If some of the following signs become evident, should dementia be suspected?

Specific symptoms for early detection of “dementia,” prepared by family (prepared by ALZHEIMER’S ASSOCIATION JAPAN)

This is a summary of behaviors indicative of the beginning of dementia, seen in everyday life, based on the experience of members of the ALZHEIMER’S ASSOCIATION JAPAN. Although these are not to be used as medical diagnostic criteria, you may refer to them for guidance.
If one or more of the following signs apply to you, it may be better to consult a specialist. If no abnormality is detected, you can have peace of mind. If any other disease is found, necessary measures will be taken to ensure that you receive the care you need.
As with any disease, early detection of dementia and prompt adoption of appropriate measures can dramatically change the subsequent lifestyle of not only the person himself/herself, but also of his/her family.

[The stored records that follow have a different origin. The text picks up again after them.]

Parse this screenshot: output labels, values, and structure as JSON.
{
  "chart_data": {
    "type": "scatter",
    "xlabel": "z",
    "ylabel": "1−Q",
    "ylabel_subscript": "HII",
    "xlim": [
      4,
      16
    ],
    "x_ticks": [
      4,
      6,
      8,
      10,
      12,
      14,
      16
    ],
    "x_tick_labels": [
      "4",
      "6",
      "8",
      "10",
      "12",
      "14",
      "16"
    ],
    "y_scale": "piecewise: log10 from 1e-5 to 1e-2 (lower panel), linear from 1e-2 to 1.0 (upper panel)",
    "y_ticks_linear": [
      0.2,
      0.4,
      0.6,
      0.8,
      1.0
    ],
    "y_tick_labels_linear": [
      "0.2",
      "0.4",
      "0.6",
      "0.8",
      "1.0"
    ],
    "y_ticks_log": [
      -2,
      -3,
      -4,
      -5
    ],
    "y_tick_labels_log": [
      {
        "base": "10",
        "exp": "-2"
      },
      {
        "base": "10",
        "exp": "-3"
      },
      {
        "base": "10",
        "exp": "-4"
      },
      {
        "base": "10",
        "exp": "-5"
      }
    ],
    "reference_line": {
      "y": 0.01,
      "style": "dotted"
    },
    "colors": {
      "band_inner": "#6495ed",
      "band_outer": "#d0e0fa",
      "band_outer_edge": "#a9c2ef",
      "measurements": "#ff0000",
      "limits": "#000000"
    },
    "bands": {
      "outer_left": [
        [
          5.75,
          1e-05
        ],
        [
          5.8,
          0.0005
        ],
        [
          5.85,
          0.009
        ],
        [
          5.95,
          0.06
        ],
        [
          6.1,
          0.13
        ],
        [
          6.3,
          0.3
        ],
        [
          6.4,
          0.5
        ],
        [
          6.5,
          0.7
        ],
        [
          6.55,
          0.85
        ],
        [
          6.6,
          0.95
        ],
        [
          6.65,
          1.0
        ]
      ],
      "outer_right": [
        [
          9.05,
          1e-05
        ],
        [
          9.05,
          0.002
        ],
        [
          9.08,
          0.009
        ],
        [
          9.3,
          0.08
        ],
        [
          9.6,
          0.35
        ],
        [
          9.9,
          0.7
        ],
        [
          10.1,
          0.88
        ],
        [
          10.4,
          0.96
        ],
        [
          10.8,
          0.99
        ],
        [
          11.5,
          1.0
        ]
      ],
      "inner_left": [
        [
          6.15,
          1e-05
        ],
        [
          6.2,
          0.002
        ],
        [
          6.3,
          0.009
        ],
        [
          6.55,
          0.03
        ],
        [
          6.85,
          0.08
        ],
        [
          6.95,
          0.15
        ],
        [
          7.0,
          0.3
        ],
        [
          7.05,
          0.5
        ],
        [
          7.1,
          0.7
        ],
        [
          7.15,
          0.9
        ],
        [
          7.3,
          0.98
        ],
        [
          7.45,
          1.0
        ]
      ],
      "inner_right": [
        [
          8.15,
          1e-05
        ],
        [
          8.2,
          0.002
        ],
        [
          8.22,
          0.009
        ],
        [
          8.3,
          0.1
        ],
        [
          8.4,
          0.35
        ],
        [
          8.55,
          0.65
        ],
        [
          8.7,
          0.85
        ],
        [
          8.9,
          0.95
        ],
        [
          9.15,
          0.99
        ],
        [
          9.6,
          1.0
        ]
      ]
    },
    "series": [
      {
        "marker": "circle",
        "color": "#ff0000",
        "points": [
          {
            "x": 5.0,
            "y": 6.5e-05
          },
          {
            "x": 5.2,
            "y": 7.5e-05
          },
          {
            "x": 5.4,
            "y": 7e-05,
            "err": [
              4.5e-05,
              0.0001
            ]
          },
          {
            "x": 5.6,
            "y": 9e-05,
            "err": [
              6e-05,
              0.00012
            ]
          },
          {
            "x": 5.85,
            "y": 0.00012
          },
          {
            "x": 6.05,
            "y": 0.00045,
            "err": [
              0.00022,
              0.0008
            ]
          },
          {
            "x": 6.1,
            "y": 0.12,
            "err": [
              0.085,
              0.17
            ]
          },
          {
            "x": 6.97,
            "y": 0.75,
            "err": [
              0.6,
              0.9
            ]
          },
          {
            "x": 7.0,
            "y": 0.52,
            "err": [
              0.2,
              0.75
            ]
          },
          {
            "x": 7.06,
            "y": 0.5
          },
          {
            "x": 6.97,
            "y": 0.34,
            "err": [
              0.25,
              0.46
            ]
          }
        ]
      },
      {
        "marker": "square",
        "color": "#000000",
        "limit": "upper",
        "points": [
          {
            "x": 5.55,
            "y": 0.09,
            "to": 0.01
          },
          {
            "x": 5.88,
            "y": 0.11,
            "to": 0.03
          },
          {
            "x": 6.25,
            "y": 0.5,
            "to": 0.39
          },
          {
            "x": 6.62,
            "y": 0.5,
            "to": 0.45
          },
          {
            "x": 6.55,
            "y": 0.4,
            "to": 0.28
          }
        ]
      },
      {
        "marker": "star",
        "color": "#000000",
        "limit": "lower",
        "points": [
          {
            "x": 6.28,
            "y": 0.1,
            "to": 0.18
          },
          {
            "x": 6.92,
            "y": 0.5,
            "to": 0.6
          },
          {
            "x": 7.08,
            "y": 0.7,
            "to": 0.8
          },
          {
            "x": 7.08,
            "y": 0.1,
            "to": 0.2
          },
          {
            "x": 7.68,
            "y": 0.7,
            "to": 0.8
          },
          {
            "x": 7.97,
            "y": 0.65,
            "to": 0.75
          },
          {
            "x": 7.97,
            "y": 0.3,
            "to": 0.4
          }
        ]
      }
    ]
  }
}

We hope that you will find the accounts of the members of the “ALZHEIMER’S ASSOCIATION JAPAN” of their experiences helpful to you.

Horrible forgetfulness

  • Forgetting the name of the person that you (use of second person, hereinafter, for convenience) were talking to over the phone, right after hanging up the phone
  • Saying, asking and doing the same thing over and over again
  • Always looking for something due to the increased frequency of losing or misplacing things
  • Accusing people of stealing your wallet, bank passbook, clothing, etc.

Impaired abilities of judgment and understanding

  • More frequent mistakes in cooking, cleaning, calculating, driving, etc.
  • Inability to learn new information
  • Telling stories that rarely make sense
  • Unable to understand the contents of TV programs

Unable to recognize place and time

  • Missed appointment date and time
  • Sometimes getting lost even on familiar streets

Personality changes

  • Becoming easily irritable over minor matters
  • Becoming disrespectful to people around and stubborn
  • Blaming others for one’s own failure
  • People around saying, “You are not like your usual self these days.”

Severe anxiety

  • Being frightened or feeling lonely when alone
  • Checking what to take with you again and again, when going out
  • Complaining, saying “I'm crazy.”

Losing motivation

  • No longer caring for grooming, not changing underwear
  • Losing interest in hobbies or favorite TV programs
  • Feeling down and blue, not being bothered about anything, and hating to do anything

Attention should be paid to symptoms that are easily mistaken for dementia.

Similar symptoms to simple forgetfulness can occur as a result of medications taken for the treatment of depressive states, such as feeling down, impaired consciousness (delirium) and other diseases. It is very important to distinguish these symptoms from dementia.